In fact, she was showing classic signs of sepsis but this was not considered as a diagnosis. If it had been and antibiotics had been administered at this point, it is likely that she would have survived.
The following morning, she managed to reach her mother’s home and collapsed at the front door. She had to be wheeled into the A&E department due to her disorientation and severe pain. By this third attendance within just over 24 hours, sepsis was finally diagnosed, but she was now in septic shock and started to have multiple organ failure. Despite the hospital’s efforts, she died at 9 pm that evening.

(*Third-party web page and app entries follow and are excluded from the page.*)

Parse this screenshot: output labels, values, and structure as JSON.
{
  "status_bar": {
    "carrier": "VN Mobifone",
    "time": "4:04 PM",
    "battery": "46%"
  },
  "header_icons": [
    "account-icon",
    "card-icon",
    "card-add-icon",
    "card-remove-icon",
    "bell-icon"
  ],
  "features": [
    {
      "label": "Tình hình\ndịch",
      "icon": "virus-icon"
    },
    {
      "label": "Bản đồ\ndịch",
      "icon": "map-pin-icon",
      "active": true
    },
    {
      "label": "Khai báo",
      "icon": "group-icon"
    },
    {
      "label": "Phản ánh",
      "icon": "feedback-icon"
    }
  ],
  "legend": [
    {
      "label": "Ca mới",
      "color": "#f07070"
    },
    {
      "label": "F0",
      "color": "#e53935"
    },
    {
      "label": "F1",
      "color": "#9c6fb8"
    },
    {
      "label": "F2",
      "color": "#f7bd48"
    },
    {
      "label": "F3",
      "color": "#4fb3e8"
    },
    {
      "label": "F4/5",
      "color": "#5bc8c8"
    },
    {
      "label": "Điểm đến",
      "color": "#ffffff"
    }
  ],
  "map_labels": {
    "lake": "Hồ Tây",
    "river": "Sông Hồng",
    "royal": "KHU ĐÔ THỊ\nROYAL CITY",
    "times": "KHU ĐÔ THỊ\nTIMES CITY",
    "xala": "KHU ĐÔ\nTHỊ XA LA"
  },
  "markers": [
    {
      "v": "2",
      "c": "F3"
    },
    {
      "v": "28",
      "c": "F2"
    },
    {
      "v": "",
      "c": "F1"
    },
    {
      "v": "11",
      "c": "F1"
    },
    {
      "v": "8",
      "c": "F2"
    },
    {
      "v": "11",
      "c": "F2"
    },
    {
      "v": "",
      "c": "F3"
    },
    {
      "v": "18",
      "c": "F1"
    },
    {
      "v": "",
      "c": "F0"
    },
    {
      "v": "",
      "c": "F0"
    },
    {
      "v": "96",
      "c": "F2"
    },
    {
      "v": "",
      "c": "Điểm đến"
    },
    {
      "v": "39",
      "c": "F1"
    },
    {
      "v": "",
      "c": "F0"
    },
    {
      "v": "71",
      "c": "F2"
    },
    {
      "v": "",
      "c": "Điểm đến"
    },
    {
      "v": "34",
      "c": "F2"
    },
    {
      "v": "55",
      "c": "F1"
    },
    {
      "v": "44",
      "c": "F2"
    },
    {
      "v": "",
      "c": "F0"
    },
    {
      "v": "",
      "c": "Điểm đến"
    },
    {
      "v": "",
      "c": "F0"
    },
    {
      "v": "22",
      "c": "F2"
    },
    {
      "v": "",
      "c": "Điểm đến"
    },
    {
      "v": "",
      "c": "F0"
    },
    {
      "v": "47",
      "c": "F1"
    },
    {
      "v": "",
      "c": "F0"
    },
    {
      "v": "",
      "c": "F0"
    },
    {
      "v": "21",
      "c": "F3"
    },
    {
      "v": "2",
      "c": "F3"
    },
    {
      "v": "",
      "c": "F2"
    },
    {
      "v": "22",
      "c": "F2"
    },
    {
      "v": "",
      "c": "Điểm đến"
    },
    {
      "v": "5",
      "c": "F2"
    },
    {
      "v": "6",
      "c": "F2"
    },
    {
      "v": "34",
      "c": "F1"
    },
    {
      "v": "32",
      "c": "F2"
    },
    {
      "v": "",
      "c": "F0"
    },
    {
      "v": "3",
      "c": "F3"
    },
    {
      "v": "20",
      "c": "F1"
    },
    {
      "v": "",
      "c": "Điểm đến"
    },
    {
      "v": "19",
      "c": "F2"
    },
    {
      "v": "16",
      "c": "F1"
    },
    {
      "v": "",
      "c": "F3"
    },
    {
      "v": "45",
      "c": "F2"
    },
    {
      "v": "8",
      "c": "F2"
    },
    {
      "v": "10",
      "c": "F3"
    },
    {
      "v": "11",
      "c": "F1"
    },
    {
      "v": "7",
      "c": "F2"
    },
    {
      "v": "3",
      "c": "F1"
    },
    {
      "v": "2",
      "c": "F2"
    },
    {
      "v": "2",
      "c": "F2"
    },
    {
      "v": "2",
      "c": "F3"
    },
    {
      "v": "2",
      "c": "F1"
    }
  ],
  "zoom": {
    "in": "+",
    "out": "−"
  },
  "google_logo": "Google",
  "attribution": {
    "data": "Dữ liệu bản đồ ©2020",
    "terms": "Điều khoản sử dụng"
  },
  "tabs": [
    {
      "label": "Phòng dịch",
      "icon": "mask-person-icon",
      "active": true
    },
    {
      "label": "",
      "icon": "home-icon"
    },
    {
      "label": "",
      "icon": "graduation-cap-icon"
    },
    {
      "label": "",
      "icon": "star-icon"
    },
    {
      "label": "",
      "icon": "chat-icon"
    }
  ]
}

Shoosmiths medical negligence specialist solicitor handling this case, Sarah Corser, said:
‘Sepsis affects 150,000 people annually and this tragic case is just one of 44,000 people who die of the condition each year. Many of those deaths could have been prevented if the initial symptoms were not dismissed as gastric problems, and were recognised as signs of the onset of sepsis, which as demonstrated here, can be fatal.’
This young woman was training to be a teaching assistant. She left a widower, her mother, who had already lost one daughter to cancer and two sisters. She also leaves her teenage goddaughter for whom she was legal guardian and a rock of stability.
Her death could have been avoided. If she had been admitted on either of the first two attendances in hospital and received antibiotic treatment she is likely to have survived. The hospital has admitted liability and the case continues with Sarah confident she can achieve justice for the family.